Exemptive Relief (s. 11)

The regulatory authorities may grant exemptions in whole or part on application. An exemption granted in one jurisdiction applies in the others (except for Ontario and Alberta). 

Record Keeping

A local counterparty relying on the intragroup or compression exercise exemption must maintain for seven years (eight in Manitoba) from the date the transaction expires or terminates, records of all documentation demonstrating that it is eligible to benefit from the relevant exemptions (s. 9(1)).  The records must be kept in a safe and durable form.  The Clearing CP sets out that the parties should keep full and complete records of any analysis undertaken by the local counterparty relying on the exemption. 

Designation of Cleared Derivatives

Clearing agencies will be required to submit electronic information on new clearing services for derivatives or classes of derivatives to the regulator within 10 days after providing the new service (s. 10).  Also, prior to May 4, 2017, each regulated clearing agency will be required to submit information for all derivatives it provides services for as of April 4th (s. 12).

Based on this information, the regulators will determine by rule or otherwise which derivatives or classes of derivatives will be subject to the mandatory clearing rule. Regulators may also determine by rule or otherwise which derivatives or classes of derivatives will be subject to the requirements through a top-down approach.

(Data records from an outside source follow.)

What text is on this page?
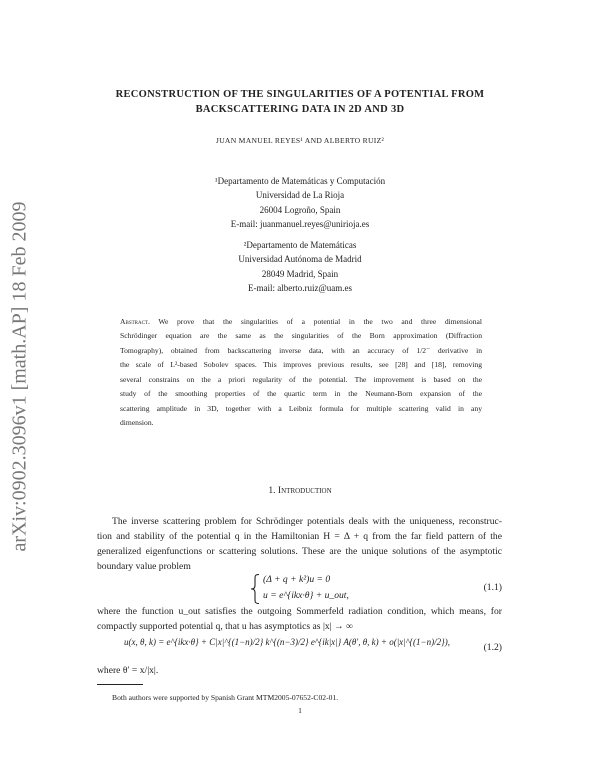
arXiv:0902.3096v1 [math.AP] 18 Feb 2009
RECONSTRUCTION OF THE SINGULARITIES OF A POTENTIAL FROM
BACKSCATTERING DATA IN 2D AND 3D
JUAN MANUEL REYES¹ AND ALBERTO RUIZ²
¹Departamento de Matemáticas y Computación
Universidad de La Rioja
26004 Logroño, Spain
E-mail: juanmanuel.reyes@unirioja.es
²Departamento de Matemáticas
Universidad Autónoma de Madrid
28049 Madrid, Spain
E-mail: alberto.ruiz@uam.es
Abstract. We prove that the singularities of a potential in the two and three dimensional
Schrödinger equation are the same as the singularities of the Born approximation (Diffraction
Tomography), obtained from backscattering inverse data, with an accuracy of 1/2⁻ derivative in
the scale of L²-based Sobolev spaces. This improves previous results, see [28] and [18], removing
several constrains on the a priori regularity of the potential. The improvement is based on the
study of the smoothing properties of the quartic term in the Neumann-Born expansion of the
scattering amplitude in 3D, together with a Leibniz formula for multiple scattering valid in any
dimension.
1. Introduction
The inverse scattering problem for Schrödinger potentials deals with the uniqueness, reconstruc-
tion and stability of the potential q in the Hamiltonian H = Δ + q from the far field pattern of the
generalized eigenfunctions or scattering solutions. These are the unique solutions of the asymptotic
boundary value problem
(Δ + q + k²)u = 0
u = e^{ikx·θ} + u_out,
(1.1)
where the function u_out satisfies the outgoing Sommerfeld radiation condition, which means, for
compactly supported potential q, that u has asymptotics as |x| → ∞
u(x, θ, k) = e^{ikx·θ} + C|x|^{(1−n)/2} k^{(n−3)/2} e^{ik|x|} A(θ′, θ, k) + o(|x|^{(1−n)/2}),	(1.2)
where θ′ = x/|x|.
Both authors were supported by Spanish Grant MTM2005-07652-C02-01.
1
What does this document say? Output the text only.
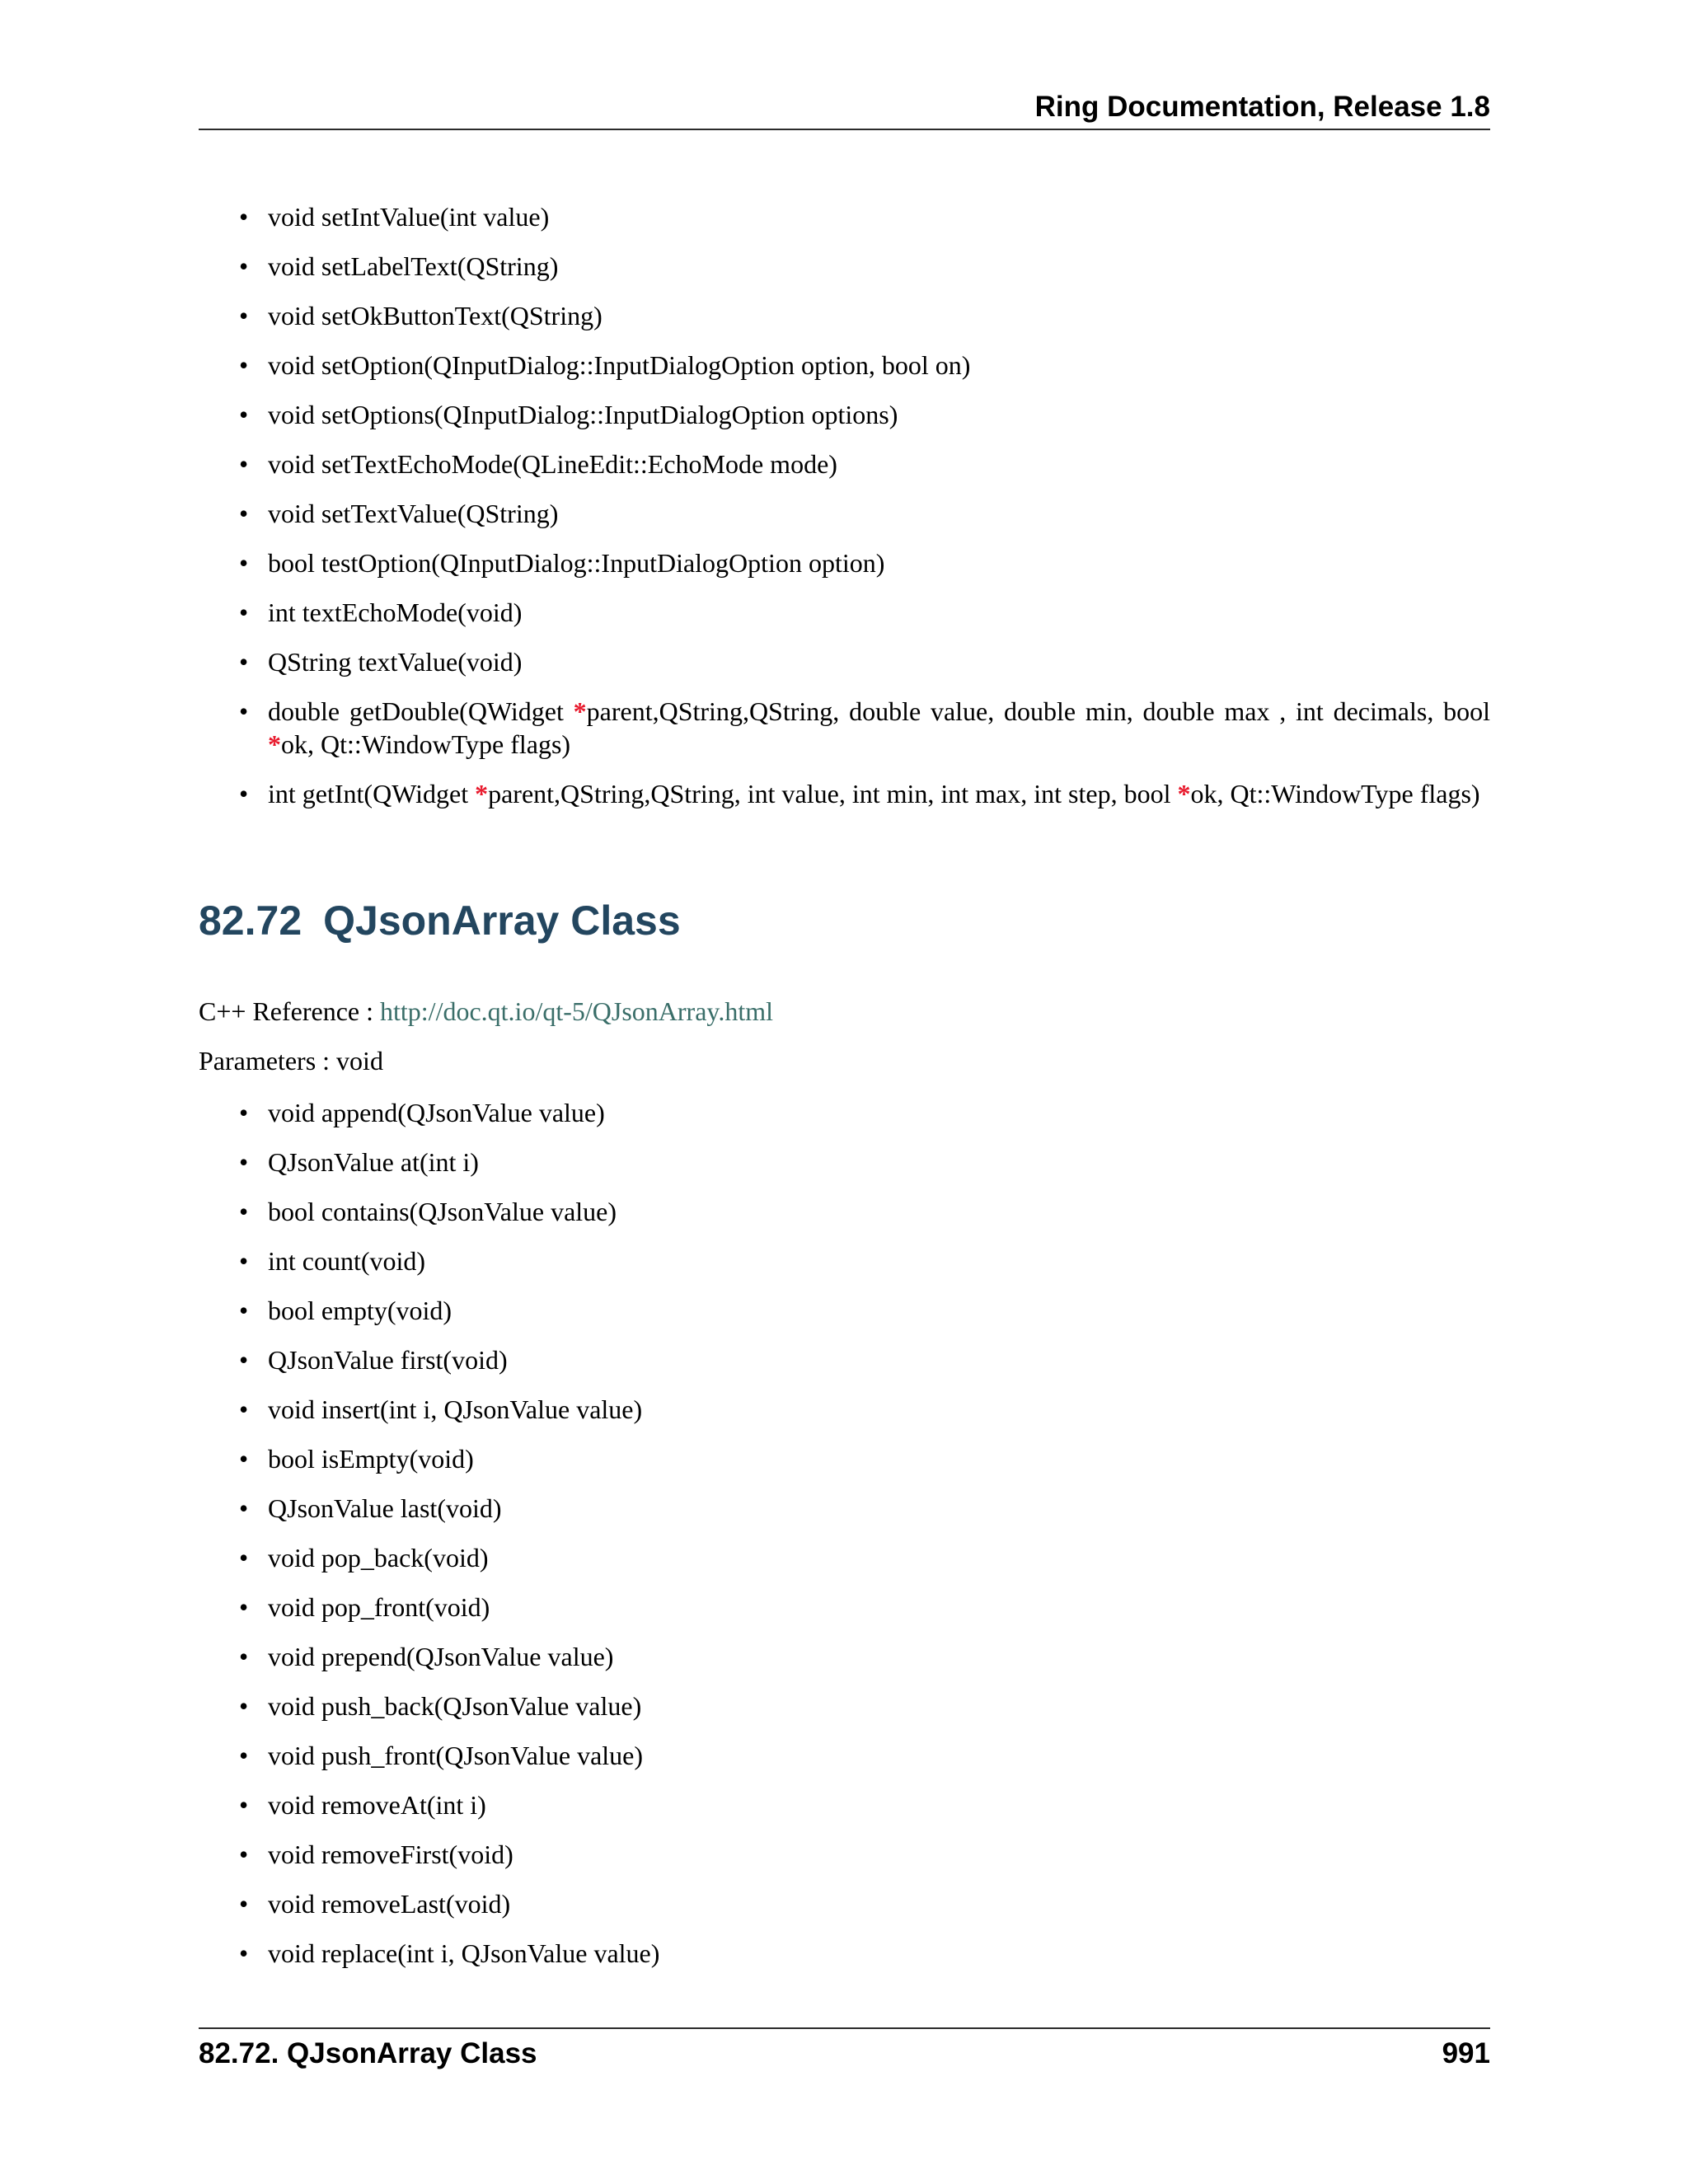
Ring Documentation, Release 1.8
• void setIntValue(int value)
• void setLabelText(QString)
• void setOkButtonText(QString)
• void setOption(QInputDialog::InputDialogOption option, bool on)
• void setOptions(QInputDialog::InputDialogOption options)
• void setTextEchoMode(QLineEdit::EchoMode mode)
• void setTextValue(QString)
• bool testOption(QInputDialog::InputDialogOption option)
• int textEchoMode(void)
• QString textValue(void)
• double getDouble(QWidget *parent,QString,QString, double value, double min, double max , int decimals, bool *ok, Qt::WindowType flags)
• int getInt(QWidget *parent,QString,QString, int value, int min, int max, int step, bool *ok, Qt::WindowType flags)
82.72 QJsonArray Class
C++ Reference : http://doc.qt.io/qt-5/QJsonArray.html
Parameters : void
• void append(QJsonValue value)
• QJsonValue at(int i)
• bool contains(QJsonValue value)
• int count(void)
• bool empty(void)
• QJsonValue first(void)
• void insert(int i, QJsonValue value)
• bool isEmpty(void)
• QJsonValue last(void)
• void pop_back(void)
• void pop_front(void)
• void prepend(QJsonValue value)
• void push_back(QJsonValue value)
• void push_front(QJsonValue value)
• void removeAt(int i)
• void removeFirst(void)
• void removeLast(void)
• void replace(int i, QJsonValue value)
82.72. QJsonArray Class	991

The Clearing CP sets out the factors the regulators will consider (paraphrased):

  • the availability of clearing on a regulated clearing agency;
  • the level of standardization;
  • the effect of central clearing of the derivative on the mitigation of systemic risk;
  • whether the derivative would bring undue risk to the clearing agency;
  • the outstanding notional exposures, liquidity and availability of reliable and timely pricing data;
  • the existence of third party vendors providing pricing services;
  • the existence of an appropriate rule framework, and the availability of capacity, operational expertise and resources, and credit support infrastructure to clear the derivative on terms that are consistent with the material terms and trading conventions on which the derivative is then traded;
  • whether the clearing agency would be able to risk manage the additional derivatives that might be submitted due to the clearing requirement determination;
  • the effect on competition, taking into account appropriate fees and charges applied to clearing, and if the proposed clearing requirement determination could harm competition;
  • alternative derivatives or clearing services co-existing in the same market; and
  • the public interest.

Clearing agencies have a few other obligations:

  • The regulated clearing agency must immediately notify the local counterparty if a transaction has been rejected for clearing (s. 4) and its rules must provide for such notification. 
  • A clearing agency is required to post on its website a list of all derivatives and classes of derivatives it clears and identify whether each is a mandatory clearable derivative (s. 5).  There must be no cost to access the list and it must be available to the public.

Timing

The rule is slated to come into effect on April 4, 2017 for participants in clearing agencies and October 4, 2017 for their affiliates and local counterparties meeting the thresholds. 

The content of this article is intended to provide a general guide to the subject matter. Specialist advice should be sought about your specific circumstances.